Still following closely on Hazz’s heels, they approached the waypoint. There, under its magical glow, she recognized the second body.
This one was slightly smaller than most asura she’d seen. Covered mostly by a dark, hooded coat, it was hard to tell at first if it was male or female. A pool of blood had spread beneath it as well—this was all gruesome work. The deep red stained the stonework path, strangely highlighting the crimson tone of the victim’s hair, which just peeked out from beneath the hood. A slight breeze swept across the body, lightly rustling the tuft of exposed hair. It was so thick, virtually bursting from the hood.
Just beside the body was another figure: not a peacemaker, but a civilian. Pudgy and balding, he knelt, hunched over the corpse and babbling incoherently. It was all so foreign but so eerily familiar.
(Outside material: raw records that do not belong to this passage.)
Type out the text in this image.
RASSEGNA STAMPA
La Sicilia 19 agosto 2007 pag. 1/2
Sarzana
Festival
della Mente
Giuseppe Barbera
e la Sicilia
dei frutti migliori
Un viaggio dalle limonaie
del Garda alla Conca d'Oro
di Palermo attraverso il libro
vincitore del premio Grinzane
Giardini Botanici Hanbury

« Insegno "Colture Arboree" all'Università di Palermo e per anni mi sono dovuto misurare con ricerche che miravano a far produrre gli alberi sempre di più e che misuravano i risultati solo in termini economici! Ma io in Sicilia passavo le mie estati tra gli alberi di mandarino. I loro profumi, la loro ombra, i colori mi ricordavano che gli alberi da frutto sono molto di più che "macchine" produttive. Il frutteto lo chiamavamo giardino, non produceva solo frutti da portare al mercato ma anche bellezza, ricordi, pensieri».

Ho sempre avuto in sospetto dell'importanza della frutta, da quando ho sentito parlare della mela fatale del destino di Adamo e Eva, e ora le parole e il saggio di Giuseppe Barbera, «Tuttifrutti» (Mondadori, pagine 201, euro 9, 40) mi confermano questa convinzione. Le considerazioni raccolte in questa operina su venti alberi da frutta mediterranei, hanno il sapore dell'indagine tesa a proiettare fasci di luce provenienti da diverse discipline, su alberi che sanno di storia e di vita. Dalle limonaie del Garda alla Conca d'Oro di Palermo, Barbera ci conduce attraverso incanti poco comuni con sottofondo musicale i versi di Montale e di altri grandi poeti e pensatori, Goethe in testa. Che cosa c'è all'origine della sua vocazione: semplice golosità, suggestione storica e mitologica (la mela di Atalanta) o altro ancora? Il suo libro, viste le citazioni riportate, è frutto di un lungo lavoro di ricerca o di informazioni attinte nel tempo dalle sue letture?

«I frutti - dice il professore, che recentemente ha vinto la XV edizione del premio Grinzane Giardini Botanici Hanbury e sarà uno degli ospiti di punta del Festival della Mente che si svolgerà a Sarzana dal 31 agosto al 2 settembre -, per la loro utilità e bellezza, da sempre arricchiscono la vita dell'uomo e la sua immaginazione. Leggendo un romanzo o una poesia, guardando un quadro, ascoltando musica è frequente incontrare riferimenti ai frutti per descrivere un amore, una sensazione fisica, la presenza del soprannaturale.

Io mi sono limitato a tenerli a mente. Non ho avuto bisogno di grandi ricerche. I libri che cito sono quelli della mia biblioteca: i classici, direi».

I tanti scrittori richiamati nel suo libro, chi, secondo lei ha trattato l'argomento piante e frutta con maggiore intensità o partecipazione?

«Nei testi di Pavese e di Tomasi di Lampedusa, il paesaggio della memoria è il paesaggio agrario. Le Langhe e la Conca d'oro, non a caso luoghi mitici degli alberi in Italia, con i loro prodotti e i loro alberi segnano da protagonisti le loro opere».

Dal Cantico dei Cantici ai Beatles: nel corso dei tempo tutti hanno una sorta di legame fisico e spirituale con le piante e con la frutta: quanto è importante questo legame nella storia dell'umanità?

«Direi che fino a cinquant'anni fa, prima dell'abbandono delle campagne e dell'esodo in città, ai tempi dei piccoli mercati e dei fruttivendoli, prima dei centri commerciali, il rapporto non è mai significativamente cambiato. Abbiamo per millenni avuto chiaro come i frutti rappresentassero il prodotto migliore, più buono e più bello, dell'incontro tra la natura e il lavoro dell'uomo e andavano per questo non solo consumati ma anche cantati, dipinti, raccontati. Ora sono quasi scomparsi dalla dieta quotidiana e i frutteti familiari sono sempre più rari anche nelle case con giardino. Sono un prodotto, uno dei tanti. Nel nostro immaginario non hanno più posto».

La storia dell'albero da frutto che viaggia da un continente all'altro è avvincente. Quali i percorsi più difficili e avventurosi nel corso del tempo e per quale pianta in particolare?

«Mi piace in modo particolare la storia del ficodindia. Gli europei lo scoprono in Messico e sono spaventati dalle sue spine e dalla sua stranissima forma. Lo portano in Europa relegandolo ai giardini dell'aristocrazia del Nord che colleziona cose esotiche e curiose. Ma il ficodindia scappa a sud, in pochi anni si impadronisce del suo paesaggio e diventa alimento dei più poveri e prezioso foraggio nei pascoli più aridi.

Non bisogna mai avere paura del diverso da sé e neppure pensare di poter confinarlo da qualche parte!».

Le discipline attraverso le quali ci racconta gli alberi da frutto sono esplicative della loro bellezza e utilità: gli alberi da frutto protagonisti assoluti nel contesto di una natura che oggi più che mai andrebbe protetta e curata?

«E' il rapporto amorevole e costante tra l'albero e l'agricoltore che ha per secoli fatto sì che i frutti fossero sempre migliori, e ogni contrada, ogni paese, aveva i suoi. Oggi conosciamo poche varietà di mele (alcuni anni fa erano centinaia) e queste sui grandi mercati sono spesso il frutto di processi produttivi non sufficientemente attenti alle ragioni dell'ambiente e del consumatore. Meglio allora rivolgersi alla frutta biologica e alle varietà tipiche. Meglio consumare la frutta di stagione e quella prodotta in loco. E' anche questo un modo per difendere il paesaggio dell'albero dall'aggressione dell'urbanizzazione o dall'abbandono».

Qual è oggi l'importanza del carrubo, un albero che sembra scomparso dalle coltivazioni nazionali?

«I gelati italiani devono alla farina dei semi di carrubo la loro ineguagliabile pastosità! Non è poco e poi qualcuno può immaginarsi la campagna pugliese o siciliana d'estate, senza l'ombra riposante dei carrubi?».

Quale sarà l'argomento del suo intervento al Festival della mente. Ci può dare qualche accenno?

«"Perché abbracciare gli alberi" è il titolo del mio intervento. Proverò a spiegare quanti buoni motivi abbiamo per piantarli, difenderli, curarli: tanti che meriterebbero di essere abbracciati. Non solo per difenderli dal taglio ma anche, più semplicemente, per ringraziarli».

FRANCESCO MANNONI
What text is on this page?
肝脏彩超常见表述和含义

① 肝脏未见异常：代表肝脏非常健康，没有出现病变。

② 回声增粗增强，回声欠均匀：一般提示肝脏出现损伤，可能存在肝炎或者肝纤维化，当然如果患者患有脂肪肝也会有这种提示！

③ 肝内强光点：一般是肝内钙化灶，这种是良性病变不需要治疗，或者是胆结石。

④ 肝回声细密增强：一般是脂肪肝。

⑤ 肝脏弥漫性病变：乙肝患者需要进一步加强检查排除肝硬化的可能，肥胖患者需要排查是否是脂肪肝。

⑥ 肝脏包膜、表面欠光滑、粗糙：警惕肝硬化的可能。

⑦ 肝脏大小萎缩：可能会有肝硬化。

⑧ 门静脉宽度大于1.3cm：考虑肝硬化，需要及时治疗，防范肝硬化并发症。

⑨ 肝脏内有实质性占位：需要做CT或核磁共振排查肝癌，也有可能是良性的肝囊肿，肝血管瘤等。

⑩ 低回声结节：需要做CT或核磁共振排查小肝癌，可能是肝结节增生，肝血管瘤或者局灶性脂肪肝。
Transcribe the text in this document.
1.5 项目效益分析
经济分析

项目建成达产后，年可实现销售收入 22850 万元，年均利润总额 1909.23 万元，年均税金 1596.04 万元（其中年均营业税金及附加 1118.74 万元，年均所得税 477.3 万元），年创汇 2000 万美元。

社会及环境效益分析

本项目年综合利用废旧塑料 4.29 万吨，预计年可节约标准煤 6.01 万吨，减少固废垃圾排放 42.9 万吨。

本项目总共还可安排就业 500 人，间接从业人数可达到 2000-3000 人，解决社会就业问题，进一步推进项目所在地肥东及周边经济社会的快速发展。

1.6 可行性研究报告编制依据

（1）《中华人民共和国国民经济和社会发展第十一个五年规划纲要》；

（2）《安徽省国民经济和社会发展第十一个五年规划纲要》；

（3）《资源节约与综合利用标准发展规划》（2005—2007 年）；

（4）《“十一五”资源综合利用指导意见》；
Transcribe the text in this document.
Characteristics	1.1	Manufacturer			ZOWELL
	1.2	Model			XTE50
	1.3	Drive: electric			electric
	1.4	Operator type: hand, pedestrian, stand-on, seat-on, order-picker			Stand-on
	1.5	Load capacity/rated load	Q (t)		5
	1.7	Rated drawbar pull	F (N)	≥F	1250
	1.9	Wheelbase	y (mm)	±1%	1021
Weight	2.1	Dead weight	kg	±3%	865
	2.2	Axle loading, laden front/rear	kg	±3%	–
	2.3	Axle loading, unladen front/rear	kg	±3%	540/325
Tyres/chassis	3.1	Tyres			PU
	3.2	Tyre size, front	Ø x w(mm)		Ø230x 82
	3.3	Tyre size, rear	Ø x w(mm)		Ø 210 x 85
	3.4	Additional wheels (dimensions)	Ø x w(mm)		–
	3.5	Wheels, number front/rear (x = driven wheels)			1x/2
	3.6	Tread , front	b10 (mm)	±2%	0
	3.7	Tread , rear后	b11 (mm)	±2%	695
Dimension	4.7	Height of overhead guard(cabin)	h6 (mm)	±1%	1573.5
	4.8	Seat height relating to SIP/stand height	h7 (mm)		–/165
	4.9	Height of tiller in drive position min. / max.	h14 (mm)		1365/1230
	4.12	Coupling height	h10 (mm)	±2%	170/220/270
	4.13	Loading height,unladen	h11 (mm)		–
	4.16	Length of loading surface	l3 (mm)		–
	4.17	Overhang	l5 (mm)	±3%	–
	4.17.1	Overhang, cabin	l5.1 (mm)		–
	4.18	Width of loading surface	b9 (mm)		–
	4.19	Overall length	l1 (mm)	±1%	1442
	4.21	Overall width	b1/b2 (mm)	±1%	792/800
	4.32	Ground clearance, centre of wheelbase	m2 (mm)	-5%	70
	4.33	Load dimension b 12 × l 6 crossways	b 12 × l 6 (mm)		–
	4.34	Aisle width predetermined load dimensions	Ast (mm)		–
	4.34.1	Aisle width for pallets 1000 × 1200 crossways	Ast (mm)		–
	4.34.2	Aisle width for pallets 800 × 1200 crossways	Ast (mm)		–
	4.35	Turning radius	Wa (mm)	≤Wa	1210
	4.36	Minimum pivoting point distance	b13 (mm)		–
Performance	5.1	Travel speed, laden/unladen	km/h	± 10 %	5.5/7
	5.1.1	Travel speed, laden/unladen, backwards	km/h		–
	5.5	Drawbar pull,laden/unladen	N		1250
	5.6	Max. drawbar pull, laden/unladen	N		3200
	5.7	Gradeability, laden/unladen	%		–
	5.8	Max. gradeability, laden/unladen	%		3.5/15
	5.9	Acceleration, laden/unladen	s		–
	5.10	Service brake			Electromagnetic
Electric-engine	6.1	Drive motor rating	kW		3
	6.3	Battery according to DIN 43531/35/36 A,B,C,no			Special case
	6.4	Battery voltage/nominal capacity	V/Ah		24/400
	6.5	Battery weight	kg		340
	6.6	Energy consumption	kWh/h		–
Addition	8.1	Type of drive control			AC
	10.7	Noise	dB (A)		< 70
“Wepp?” Minkus asked, leaning around Penny. He stepped toward the scene, his big eyes growing bigger still. He looked at the officer, aghast. “What— what is this?”
Penny looked more closely at the scene before her, wondering what Minkus was on about. It was then that everything clicked into place in Penny’s mind: the fat mourner, the dark coat, the crimson hair. And the lifeless, bright, yellow eyes.
“Gods no.” Penny whispered, her eyes widening as well. “Skixx?”